In today’s Wall Street Journal, Andy Kessler writes Michael Crichton’s Rule:
Crichton observed: “Once you abandon strict adherence to what science tells us, once you start arranging the truth in a press conference, then anything is possible.” That includes children at the United Nations yelling, “How dare you.” It’s knee-jerk analysis. I call it the Crichton Conundrum: “I’m against it, so these theories must be right—even though the science is most likely bunk.” Shallow, but sadly a reality.
These arguments are often vague, even Orwellian—the expressions “net neutrality” and “climate change” conceal their shallow concepts. But they’re also Crichtonesque in the way they foreclose any argument from the other side. If you’re against food stamps or children’s health spending, you’re heartless, even though they are inefficient, ineffective and rife with fraud. And friendly sounding No Child Left Behind and Common Core? Sorry, math scores went down.

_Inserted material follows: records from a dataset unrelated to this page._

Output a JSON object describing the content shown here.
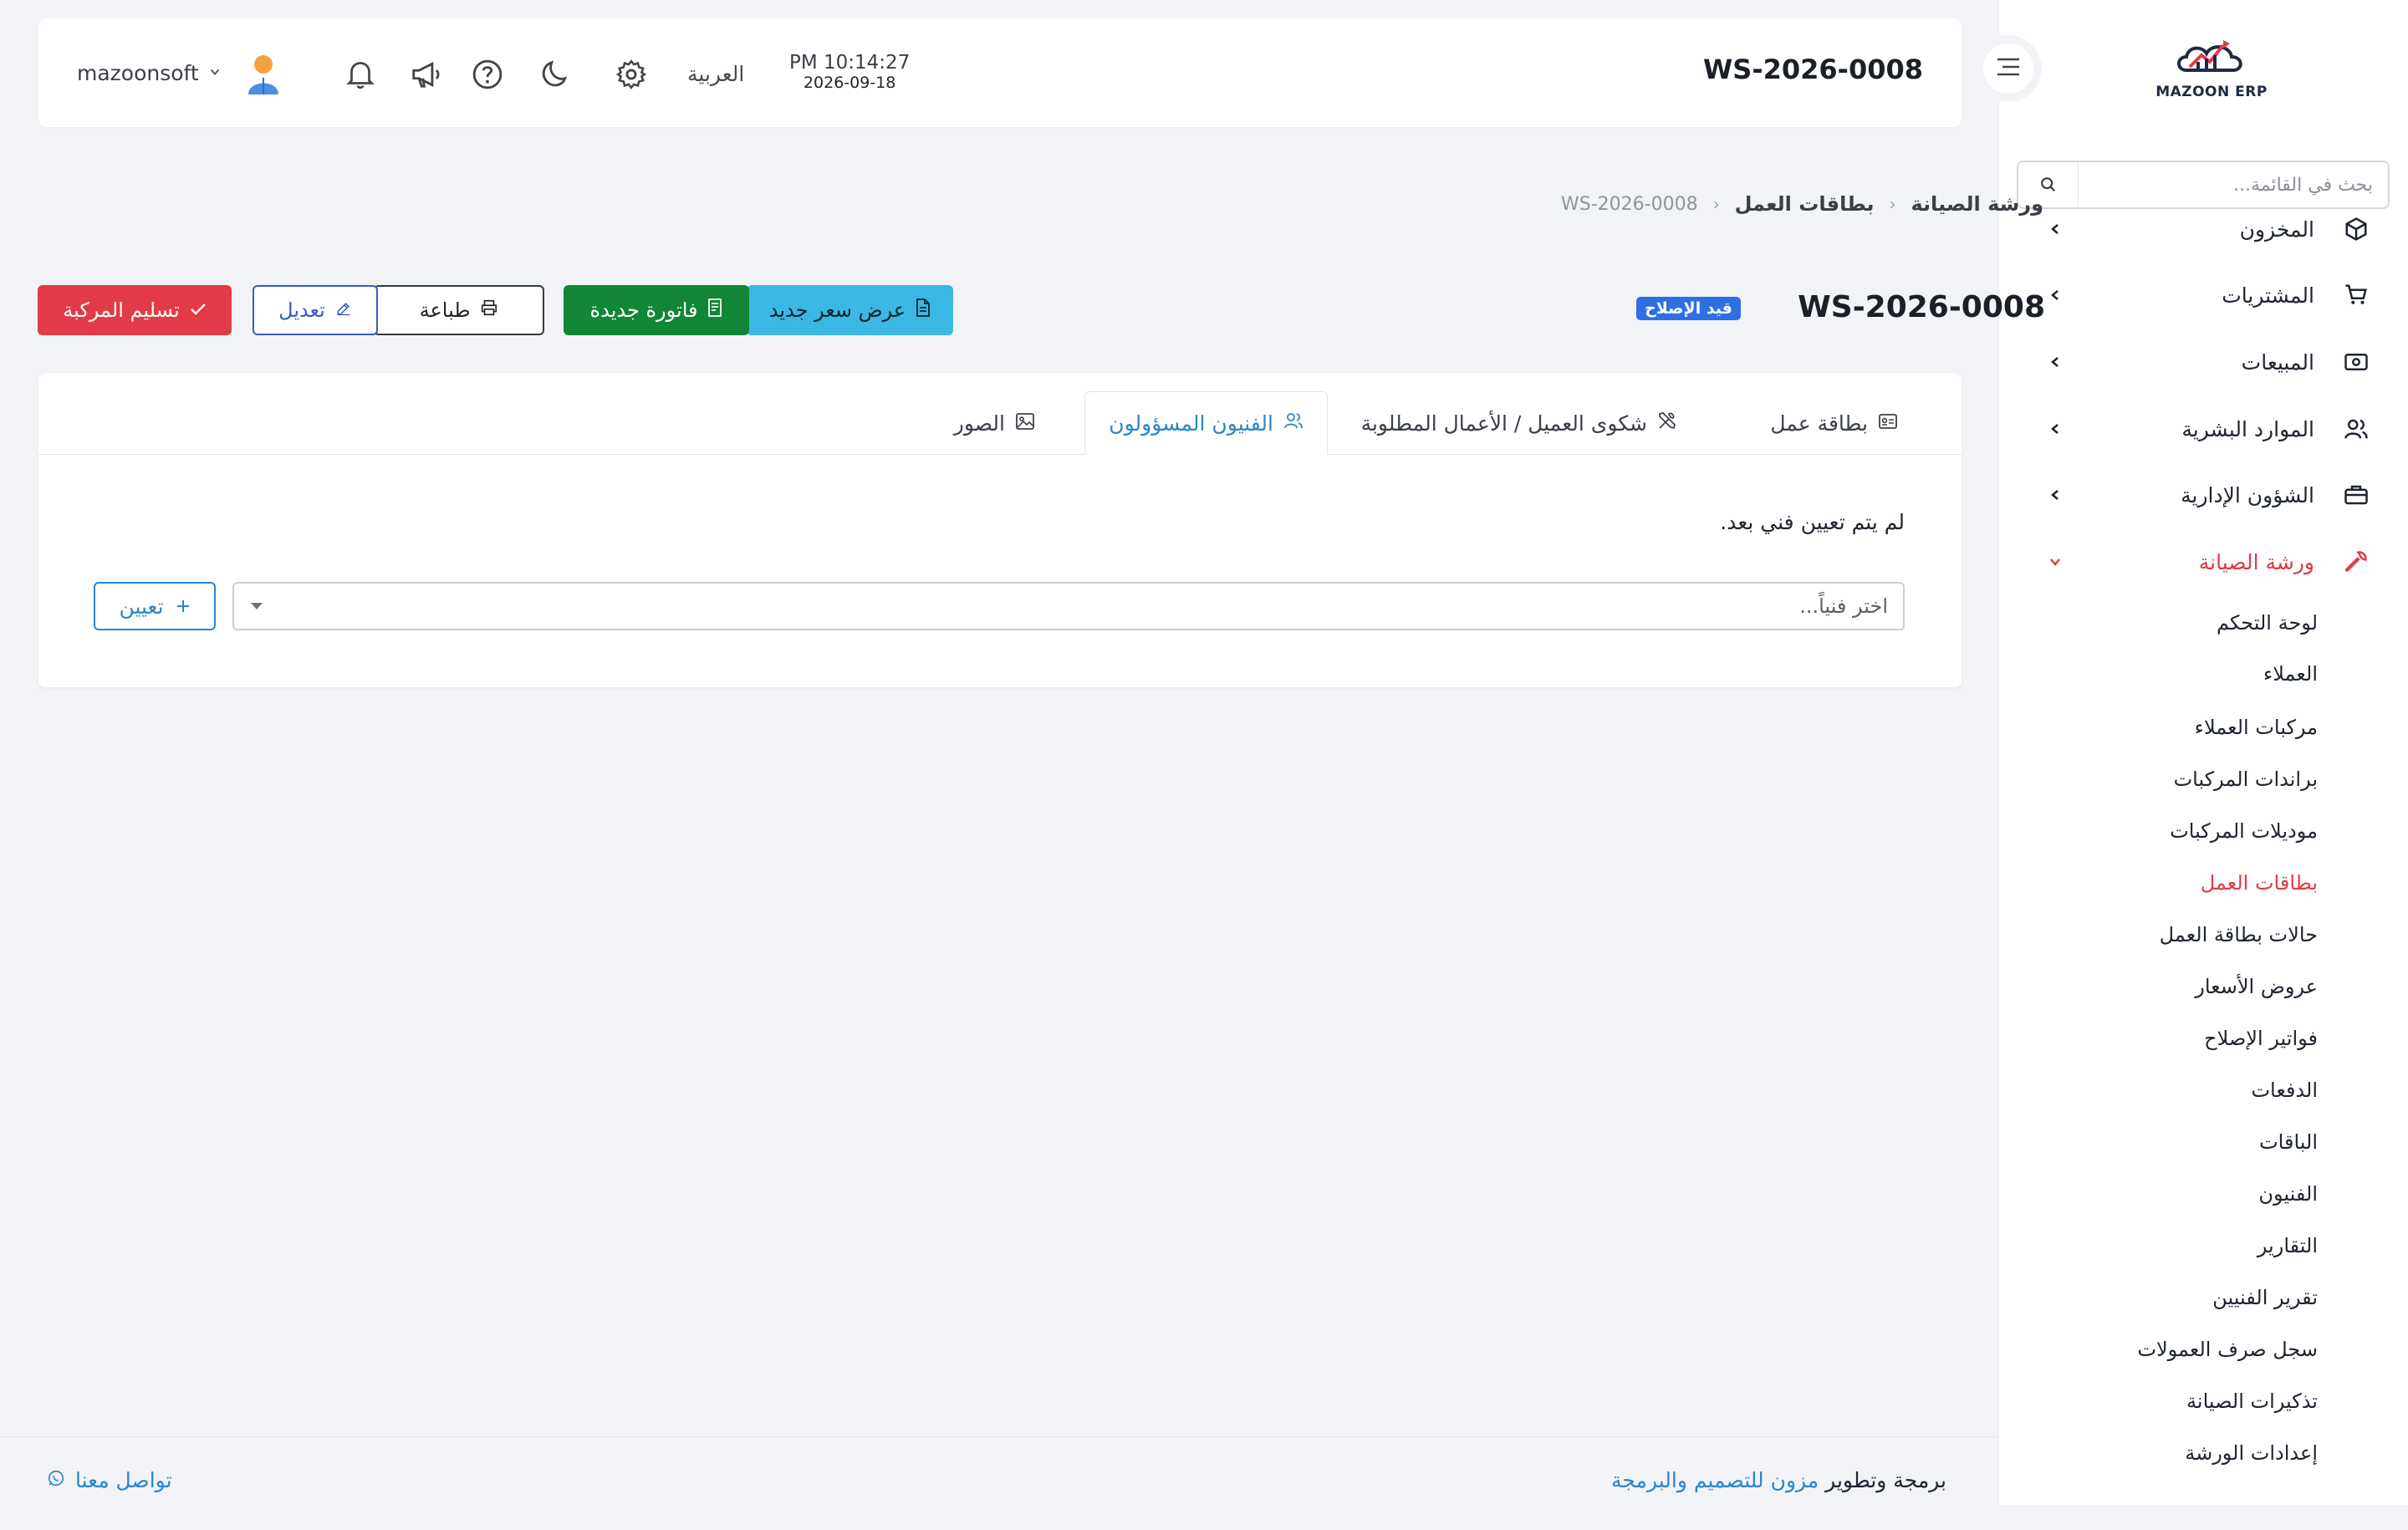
{
  "brand": {
    "name": "MAZOON ERP"
  },
  "header": {
    "title": "WS-2026-0008",
    "time": "PM 10:14:27",
    "date": "2026-09-18",
    "language": "العربية",
    "user_name": "mazoonsoft"
  },
  "sidebar": {
    "search_placeholder": "بحث في القائمة...",
    "items": [
      {
        "label": "المخزون",
        "icon": "box-icon"
      },
      {
        "label": "المشتريات",
        "icon": "cart-icon"
      },
      {
        "label": "المبيعات",
        "icon": "cash-icon"
      },
      {
        "label": "الموارد البشرية",
        "icon": "users-icon"
      },
      {
        "label": "الشؤون الإدارية",
        "icon": "briefcase-icon"
      },
      {
        "label": "ورشة الصيانة",
        "icon": "wrench-icon"
      }
    ],
    "sub_items": [
      "لوحة التحكم",
      "العملاء",
      "مركبات العملاء",
      "براندات المركبات",
      "موديلات المركبات",
      "بطاقات العمل",
      "حالات بطاقة العمل",
      "عروض الأسعار",
      "فواتير الإصلاح",
      "الدفعات",
      "الباقات",
      "الفنيون",
      "التقارير",
      "تقرير الفنيين",
      "سجل صرف العمولات",
      "تذكيرات الصيانة",
      "إعدادات الورشة"
    ],
    "active_sub_index": 5
  },
  "breadcrumb": {
    "root": "ورشة الصيانة",
    "section": "بطاقات العمل",
    "current": "WS-2026-0008"
  },
  "page": {
    "title": "WS-2026-0008",
    "status": "قيد الإصلاح",
    "actions": {
      "new_quote": "عرض سعر جديد",
      "new_invoice": "فاتورة جديدة",
      "print": "طباعة",
      "edit": "تعديل",
      "deliver": "تسليم المركبة"
    }
  },
  "tabs": [
    {
      "label": "بطاقة عمل",
      "icon": "card-icon"
    },
    {
      "label": "شكوى العميل / الأعمال المطلوبة",
      "icon": "tools-icon"
    },
    {
      "label": "الفنيون المسؤولون",
      "icon": "users-icon",
      "active": true
    },
    {
      "label": "الصور",
      "icon": "image-icon"
    }
  ],
  "technicians": {
    "empty_message": "لم يتم تعيين فني بعد.",
    "select_placeholder": "اختر فنياً...",
    "assign_label": "تعيين"
  },
  "footer": {
    "credit_prefix": "برمجة وتطوير",
    "credit_link": "مزون للتصميم والبرمجة",
    "contact": "تواصل معنا"
  },
  "colors": {
    "accent": "#e23a46",
    "link": "#2a86c8",
    "badge": "#2f6fe4",
    "info": "#3bb7e3",
    "success": "#118636"
  }
}
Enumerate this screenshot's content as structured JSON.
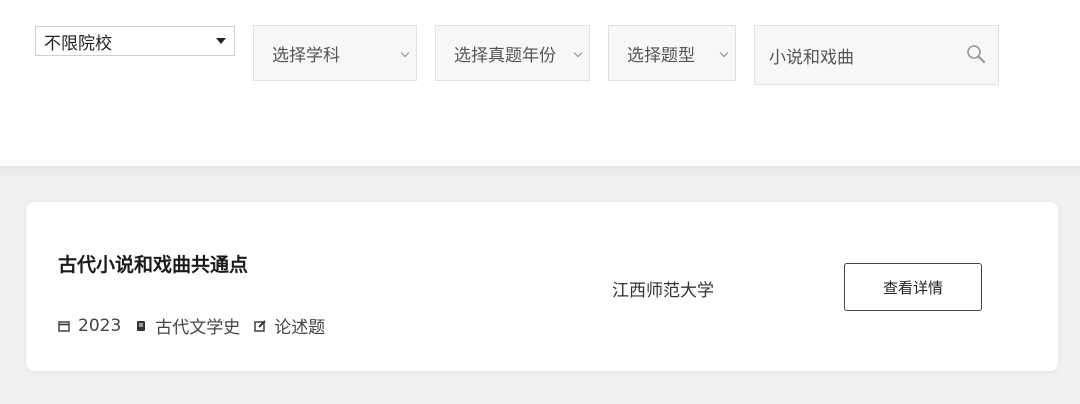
{
  "filters": {
    "school": "不限院校",
    "subject": "选择学科",
    "year": "选择真题年份",
    "type": "选择题型",
    "search_value": "小说和戏曲"
  },
  "result": {
    "title": "古代小说和戏曲共通点",
    "year": "2023",
    "category": "古代文学史",
    "question_type": "论述题",
    "school": "江西师范大学",
    "detail_button": "查看详情"
  },
  "icons": {
    "search": "search-icon",
    "calendar": "calendar-icon",
    "book": "book-icon",
    "edit": "edit-icon"
  }
}
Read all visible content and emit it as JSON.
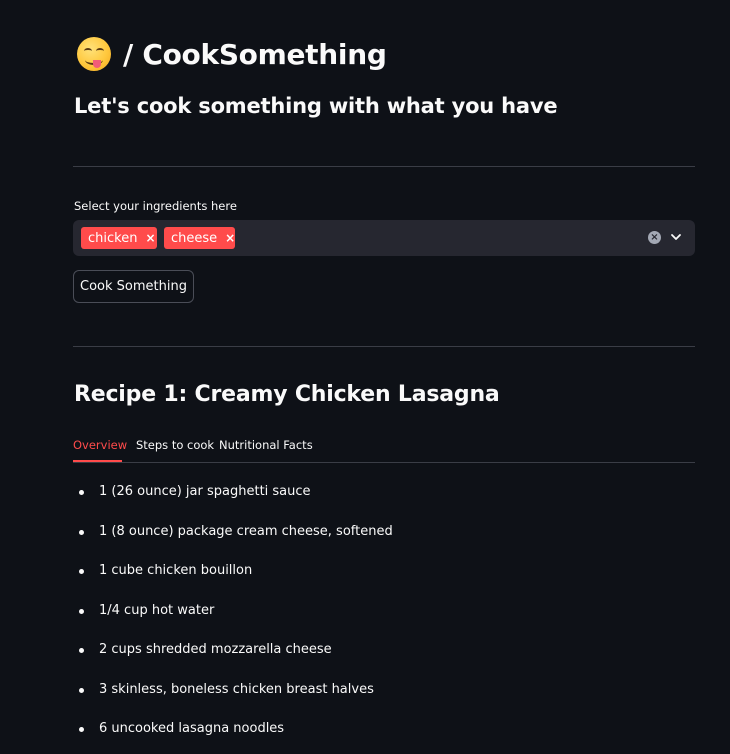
{
  "header": {
    "title_emoji": "😋",
    "title": "/ CookSomething",
    "subtitle": "Let's cook something with what you have"
  },
  "ingredient_select": {
    "label": "Select your ingredients here",
    "selected": [
      {
        "label": "chicken",
        "remove": "×"
      },
      {
        "label": "cheese",
        "remove": "×"
      }
    ],
    "clear_glyph": "×"
  },
  "cook_button": {
    "label": "Cook Something"
  },
  "recipe": {
    "title": "Recipe 1: Creamy Chicken Lasagna",
    "tabs": [
      {
        "label": "Overview",
        "active": true
      },
      {
        "label": "Steps to cook",
        "active": false
      },
      {
        "label": "Nutritional Facts",
        "active": false
      }
    ],
    "ingredients": [
      "1 (26 ounce) jar spaghetti sauce",
      "1 (8 ounce) package cream cheese, softened",
      "1 cube chicken bouillon",
      "1/4 cup hot water",
      "2 cups shredded mozzarella cheese",
      "3 skinless, boneless chicken breast halves",
      "6 uncooked lasagna noodles"
    ]
  },
  "colors": {
    "background": "#0e1117",
    "accent": "#ff4b4b",
    "input_bg": "#262730",
    "text": "#fafafa"
  }
}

Why doesn’t anyone make the case for free markets? Because it doesn’t lend itself to easy sound bites: “What do you mean millions of people make billions of price decisions every day that efficiently allocates capital?” Michael J. Fox’s character on “Family Ties,” which ran until 1989, was the last popular free-market spokesman but was portrayed as greedy. Plenty of people still believe it’s better to have governments set prices.
Crichton would have a field day today: democratic socialism, implicit bias, medical marijuana, open curriculum, small class sizes, surveillance capitalism, HOV lanes, electric-vehicle credits, renewable-fuel standards, carbon taxes—it never ends. We’re sorely missing the other side of the argument.
Science and politics mixes as well as religion and politics. Politics puts science in a box; but science functions best best when there is no damn box. Healthy skepticism is demonized. The strength of an argument can be measured in its tolerance of and response to dissent.